Everything was on the bike that needed to be, it's just that I started stripping it down to clean before I thought to take photos - that's why the rod-brakes, lights and shifter are not fitted. Only the saddle (a no-name mattress one) and the shifter lever (a Sturmey Archer 70s-80s vintage one) seem to be non-original - everything else has a similar wear patina.

I've attached a set of photos to help because I've not been able to find any information about this particular model anywhere on the internet. It looks similar to the "popular" model, but it's got extra stuff like the dynamo front hub (and lights) that looks like it was there from new.

The only dateable bit of the bike is that front hub which has the code "455" stamped in - I assume April 1955. The rear hub is not a Sturmey Archer, but a Hercules B Type 4 - I picked up from somewhere that this hub was made by Brampton for Hercules (hence the B), but I'm not sure of the significance of the number 4 - it's a three speed.

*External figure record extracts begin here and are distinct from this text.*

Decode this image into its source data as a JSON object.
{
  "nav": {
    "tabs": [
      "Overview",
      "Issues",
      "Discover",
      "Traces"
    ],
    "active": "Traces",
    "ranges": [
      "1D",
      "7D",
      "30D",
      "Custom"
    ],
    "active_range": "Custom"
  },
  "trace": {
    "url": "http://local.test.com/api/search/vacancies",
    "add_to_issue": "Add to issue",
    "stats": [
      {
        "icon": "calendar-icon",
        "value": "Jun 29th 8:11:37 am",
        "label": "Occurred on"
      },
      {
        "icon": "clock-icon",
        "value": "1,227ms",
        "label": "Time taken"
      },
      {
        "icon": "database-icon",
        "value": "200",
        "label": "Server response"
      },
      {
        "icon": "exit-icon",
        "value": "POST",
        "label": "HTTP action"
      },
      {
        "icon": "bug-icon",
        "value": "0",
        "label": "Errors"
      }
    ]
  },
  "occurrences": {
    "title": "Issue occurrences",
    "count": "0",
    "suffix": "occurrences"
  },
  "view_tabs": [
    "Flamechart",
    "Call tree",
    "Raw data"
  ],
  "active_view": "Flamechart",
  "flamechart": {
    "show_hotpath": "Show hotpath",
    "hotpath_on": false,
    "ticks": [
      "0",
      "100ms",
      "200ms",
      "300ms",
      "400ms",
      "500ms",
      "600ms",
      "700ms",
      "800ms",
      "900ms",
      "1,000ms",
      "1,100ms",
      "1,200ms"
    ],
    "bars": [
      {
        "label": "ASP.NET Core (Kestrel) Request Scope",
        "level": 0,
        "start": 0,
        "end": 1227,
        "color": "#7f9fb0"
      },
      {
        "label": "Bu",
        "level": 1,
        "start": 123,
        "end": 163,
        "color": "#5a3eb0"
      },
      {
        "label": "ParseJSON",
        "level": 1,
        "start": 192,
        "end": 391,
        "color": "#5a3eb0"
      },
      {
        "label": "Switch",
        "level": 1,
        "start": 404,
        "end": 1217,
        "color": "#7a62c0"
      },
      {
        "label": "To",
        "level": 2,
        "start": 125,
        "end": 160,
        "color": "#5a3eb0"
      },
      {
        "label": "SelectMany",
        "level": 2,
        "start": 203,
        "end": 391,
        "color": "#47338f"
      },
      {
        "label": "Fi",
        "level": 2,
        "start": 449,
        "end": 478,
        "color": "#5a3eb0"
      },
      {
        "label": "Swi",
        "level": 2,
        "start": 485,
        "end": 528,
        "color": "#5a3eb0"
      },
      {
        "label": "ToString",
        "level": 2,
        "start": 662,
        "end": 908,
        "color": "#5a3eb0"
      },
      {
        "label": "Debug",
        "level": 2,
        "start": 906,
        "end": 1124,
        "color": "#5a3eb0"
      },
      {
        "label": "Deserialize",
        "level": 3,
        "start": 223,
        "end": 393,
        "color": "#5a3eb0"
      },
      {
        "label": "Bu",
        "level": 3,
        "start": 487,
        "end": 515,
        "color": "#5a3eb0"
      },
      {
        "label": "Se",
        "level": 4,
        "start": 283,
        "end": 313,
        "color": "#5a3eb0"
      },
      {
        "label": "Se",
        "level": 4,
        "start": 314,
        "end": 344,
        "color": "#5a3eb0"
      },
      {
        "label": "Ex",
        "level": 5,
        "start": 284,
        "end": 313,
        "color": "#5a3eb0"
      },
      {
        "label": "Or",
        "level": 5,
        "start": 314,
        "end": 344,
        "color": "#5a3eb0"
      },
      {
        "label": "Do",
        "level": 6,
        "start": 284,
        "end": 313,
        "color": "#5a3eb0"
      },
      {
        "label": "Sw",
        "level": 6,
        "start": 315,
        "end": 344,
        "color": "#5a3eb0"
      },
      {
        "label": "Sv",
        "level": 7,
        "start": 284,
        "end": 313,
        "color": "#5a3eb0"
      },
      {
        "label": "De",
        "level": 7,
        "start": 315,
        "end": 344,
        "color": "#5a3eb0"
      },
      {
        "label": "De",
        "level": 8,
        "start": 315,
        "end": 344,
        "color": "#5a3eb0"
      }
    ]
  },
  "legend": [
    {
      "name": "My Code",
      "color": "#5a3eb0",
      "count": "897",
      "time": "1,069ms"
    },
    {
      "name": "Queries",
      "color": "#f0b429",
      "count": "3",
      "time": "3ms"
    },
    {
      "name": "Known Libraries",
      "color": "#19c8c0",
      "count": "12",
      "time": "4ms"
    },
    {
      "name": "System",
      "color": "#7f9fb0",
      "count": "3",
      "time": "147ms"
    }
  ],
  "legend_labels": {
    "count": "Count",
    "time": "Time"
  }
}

The frame number (8783 ZV) is stamped on the LH rear dropout (which, judging by the location of the mudguard mounting hole is Pre-Raleigh takeover - that and the "Birmingham" badge). The chainring is the "HV" style, not the "Hercules" style and it has a large "H" and small "c" stamped underneath the bottom bracket.

It has a (used to be) chromed tube running alongside the cross-bar and fitted into brazed lugs at either end that held the cable from the front light (Sturmey Archer) to the rear (Delite?). Was that it's original purpose, or did it used to hold the gearshift cable?

There are some shadows of old pin-striping and transfers in places, I think indicating that this is probably the original colour (although faded). Any help on the actual text of the transfers?






















OK, just discovered that there's a 5-attachment per-post limit, so other photos will follow.

Many thanks for any help anyone's able to give.

Regards,
Alyn.


----------



## sparkey (May 1, 2011)

*Hercules Pullman - further photos*

Here's another 5 photos.




















Many thanks,
Alyn.


----------



## sparkey (May 5, 2011)

*Further details found about Hercules Pullman*

Well, thanks for all your help. I've managed to turn up some interesting information since posting this, which I'll add here in the hope that Google picks it up for anyone else searching.

The Pullman was Hercules' top-of-the-range bike in April 1955, when it cost £22, 19s and 6d (up by a pound from this catalogue page I found). That equates to about £465 in today's (2011, UK) money, but was about 9 months' of the average salary at the time. The equivalent proportion of today's average salary would be £16848 - about the price of a brand new Ford Focus. Extras included with the bike were a reflector, a chromium plated pump, holdall saddle bag, kickstand, dynohub with dry battery pack and the chromium plated cable sleeve I pointed out in my pictures.

So it looks like I'm missing most of those, bar the actual dynohub and lights (I've not got the dry battery pack) and the rear reflector. At least I know what colour it should be now, and the design of the chain guard. I also know I need to find a proper Her-cu-matic lever and a Brooks B22 saddle - may be whistling in the wind there.

Cheers,
Alyn.


----------



## sparkey (May 11, 2011)

Got the maths badly wrong there didn't I? £465 (the present inflation-corrected price) would have been 9 month's salary in 1955. £22,19,6 would have been 10 days' wages. Sorry.


----------